Like a university president, the provost's job is fundamentally political. Jay Leno exaggerated when he said that politics was show business for ugly people. Politicians like Mitt Romney and Kay Bailey Hutchinson may not be actor good-looking, but they are very pretty people in the vapid, blow-dried, way that Americans demand. That's not the case with academic administrators who tend to be pretty average if not a little pallid looking from spending so much time indoors. Academic administration is politics for people who aren't pretty enough to be politicians.
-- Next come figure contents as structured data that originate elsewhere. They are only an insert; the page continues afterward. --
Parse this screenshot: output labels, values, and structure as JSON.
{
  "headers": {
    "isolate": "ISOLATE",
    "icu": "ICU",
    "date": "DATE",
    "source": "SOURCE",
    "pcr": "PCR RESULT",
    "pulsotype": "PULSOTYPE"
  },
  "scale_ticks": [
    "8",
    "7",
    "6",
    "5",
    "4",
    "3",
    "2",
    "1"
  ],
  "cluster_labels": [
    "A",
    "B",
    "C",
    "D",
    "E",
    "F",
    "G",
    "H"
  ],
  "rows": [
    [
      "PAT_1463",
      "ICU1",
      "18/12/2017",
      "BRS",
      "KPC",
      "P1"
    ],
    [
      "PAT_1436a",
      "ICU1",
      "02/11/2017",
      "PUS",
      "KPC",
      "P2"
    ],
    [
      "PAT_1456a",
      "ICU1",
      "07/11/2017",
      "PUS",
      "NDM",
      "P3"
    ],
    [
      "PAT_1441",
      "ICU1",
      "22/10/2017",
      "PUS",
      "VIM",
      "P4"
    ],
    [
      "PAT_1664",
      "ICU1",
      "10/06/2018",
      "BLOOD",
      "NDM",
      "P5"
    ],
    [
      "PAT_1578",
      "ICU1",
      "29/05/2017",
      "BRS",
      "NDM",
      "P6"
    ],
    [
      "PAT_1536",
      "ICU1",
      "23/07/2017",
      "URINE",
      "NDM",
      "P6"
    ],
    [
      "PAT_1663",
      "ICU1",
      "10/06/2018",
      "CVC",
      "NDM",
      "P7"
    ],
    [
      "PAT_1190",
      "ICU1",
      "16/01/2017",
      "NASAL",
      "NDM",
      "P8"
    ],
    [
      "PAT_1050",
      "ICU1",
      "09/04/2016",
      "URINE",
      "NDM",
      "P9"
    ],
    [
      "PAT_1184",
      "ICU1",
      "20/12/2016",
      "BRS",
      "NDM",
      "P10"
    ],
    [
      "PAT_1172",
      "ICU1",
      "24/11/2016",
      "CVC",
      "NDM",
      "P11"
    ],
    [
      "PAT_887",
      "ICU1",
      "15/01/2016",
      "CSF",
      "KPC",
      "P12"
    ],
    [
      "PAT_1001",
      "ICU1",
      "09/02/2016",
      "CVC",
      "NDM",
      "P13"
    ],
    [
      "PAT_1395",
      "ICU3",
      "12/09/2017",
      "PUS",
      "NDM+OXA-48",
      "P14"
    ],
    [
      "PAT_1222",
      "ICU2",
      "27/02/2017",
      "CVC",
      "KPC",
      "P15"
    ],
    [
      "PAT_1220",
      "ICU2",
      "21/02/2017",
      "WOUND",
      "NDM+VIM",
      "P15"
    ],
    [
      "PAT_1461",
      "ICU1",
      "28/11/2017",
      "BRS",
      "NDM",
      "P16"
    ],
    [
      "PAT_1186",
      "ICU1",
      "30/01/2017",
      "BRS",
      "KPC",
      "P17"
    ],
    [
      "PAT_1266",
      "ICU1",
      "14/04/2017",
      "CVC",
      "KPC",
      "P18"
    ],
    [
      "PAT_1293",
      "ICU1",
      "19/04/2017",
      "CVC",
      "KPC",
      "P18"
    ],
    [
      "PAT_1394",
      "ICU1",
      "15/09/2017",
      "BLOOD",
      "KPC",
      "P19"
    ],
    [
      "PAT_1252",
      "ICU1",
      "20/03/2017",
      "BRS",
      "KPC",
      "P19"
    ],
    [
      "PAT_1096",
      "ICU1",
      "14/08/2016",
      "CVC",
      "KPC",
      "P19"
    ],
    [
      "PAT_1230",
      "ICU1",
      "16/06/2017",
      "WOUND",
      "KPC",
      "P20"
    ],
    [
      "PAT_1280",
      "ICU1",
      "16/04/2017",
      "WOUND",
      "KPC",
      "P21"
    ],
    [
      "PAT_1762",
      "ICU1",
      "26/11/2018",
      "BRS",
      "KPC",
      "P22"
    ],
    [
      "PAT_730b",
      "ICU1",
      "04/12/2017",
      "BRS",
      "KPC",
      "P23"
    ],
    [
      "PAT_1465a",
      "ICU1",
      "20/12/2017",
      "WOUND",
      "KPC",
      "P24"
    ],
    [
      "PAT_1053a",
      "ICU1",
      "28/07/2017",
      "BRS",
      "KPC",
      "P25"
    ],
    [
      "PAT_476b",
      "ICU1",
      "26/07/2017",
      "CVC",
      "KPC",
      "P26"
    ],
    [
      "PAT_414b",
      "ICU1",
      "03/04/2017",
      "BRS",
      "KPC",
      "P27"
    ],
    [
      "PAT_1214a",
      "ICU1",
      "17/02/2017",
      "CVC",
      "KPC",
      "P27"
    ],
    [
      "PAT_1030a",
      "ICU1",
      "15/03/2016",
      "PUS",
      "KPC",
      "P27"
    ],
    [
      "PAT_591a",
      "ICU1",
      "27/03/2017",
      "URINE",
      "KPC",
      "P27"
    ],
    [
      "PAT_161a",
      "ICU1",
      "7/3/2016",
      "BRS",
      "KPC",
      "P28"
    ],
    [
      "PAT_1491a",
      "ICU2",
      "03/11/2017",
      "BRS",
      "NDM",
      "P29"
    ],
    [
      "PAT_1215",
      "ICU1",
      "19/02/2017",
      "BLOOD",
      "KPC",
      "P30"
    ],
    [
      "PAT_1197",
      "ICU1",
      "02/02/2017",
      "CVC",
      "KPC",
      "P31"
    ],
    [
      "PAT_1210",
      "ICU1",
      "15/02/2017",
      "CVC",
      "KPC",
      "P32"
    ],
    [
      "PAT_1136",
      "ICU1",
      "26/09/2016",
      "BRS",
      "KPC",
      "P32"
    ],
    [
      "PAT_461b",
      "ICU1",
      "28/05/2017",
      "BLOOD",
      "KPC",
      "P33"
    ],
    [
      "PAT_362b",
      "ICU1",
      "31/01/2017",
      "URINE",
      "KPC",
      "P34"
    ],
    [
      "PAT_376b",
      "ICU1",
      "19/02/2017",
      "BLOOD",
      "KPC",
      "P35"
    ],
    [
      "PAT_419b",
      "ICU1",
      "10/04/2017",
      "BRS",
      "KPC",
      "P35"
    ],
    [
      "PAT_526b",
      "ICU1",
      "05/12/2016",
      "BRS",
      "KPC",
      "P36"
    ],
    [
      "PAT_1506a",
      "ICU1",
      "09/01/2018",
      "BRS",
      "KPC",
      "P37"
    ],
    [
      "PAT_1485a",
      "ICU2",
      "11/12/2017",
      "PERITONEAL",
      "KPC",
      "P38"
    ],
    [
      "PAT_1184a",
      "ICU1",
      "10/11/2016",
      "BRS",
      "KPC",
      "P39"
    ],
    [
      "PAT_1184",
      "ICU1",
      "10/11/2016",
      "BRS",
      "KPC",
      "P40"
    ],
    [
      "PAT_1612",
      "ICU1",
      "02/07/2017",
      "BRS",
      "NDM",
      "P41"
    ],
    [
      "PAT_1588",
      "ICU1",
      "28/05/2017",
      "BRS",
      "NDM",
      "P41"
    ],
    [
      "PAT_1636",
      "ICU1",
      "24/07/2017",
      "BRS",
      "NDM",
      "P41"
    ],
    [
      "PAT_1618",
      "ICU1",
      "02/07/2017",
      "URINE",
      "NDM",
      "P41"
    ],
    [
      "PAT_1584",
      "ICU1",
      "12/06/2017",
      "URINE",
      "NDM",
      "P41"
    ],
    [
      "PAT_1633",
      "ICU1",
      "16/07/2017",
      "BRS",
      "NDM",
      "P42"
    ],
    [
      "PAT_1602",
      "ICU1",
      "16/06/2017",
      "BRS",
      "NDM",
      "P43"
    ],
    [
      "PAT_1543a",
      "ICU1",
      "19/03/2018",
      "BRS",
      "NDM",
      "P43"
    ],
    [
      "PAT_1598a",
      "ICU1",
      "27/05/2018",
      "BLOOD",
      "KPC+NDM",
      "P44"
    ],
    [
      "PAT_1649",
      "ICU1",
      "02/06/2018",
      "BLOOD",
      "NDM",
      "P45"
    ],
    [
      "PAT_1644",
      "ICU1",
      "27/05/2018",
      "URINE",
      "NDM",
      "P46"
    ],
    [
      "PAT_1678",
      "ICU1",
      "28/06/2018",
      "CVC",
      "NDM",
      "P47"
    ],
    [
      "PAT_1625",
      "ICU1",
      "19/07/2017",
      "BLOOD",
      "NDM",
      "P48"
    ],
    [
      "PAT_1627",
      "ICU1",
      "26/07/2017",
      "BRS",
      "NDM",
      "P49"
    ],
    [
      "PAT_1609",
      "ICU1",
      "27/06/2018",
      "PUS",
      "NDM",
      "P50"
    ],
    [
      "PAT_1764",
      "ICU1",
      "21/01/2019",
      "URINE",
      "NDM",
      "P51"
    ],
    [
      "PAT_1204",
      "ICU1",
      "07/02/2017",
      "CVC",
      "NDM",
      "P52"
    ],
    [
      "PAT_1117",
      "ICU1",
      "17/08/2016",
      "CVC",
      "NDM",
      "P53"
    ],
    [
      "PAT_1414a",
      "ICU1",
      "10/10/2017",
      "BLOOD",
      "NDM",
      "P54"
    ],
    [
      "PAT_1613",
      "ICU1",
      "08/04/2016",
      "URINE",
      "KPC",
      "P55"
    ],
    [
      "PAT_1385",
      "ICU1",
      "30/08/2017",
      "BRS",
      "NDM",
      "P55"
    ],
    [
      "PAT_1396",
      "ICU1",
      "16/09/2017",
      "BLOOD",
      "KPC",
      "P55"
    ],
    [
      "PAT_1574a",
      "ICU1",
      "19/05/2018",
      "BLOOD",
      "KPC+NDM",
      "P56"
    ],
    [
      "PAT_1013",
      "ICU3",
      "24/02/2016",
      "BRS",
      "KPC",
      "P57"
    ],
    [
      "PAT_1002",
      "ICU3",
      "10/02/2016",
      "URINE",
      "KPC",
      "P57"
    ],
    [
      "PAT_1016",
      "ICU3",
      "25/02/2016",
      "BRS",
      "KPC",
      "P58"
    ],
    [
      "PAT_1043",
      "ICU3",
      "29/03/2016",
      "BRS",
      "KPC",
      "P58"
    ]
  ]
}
Today's finalist was Dr. Karla Hughes, the Dean of Human Ecology at East Carolina University in Greenville, North Carolina. The way that academics at low level universities like Morehead State call everybody "Dr." is extremely annoying and ridiculous. I always feel like I should say "defibrillator, stat" whenever anyone calls me Dr. Caric. But Karla Hughes was not annoying at all. In fact, her responses showed a lot of press secretary (Ari Fleischer comes to mind) skills in demonstrating that she knew several sides of every question without committing herself to any particular answers in advance. University people had reason to be impressed. Hughes projected a sense of being flexible in supporting projects that looked promising without carrying a huge agenda of her own. It's nothing too exciting, but that's a good approach given that Morehead State is relatively small, underfinanced state university serving the impoverished area of Eastern Kentucky. Reasonable administrators will support projects from the most talented people they have on board.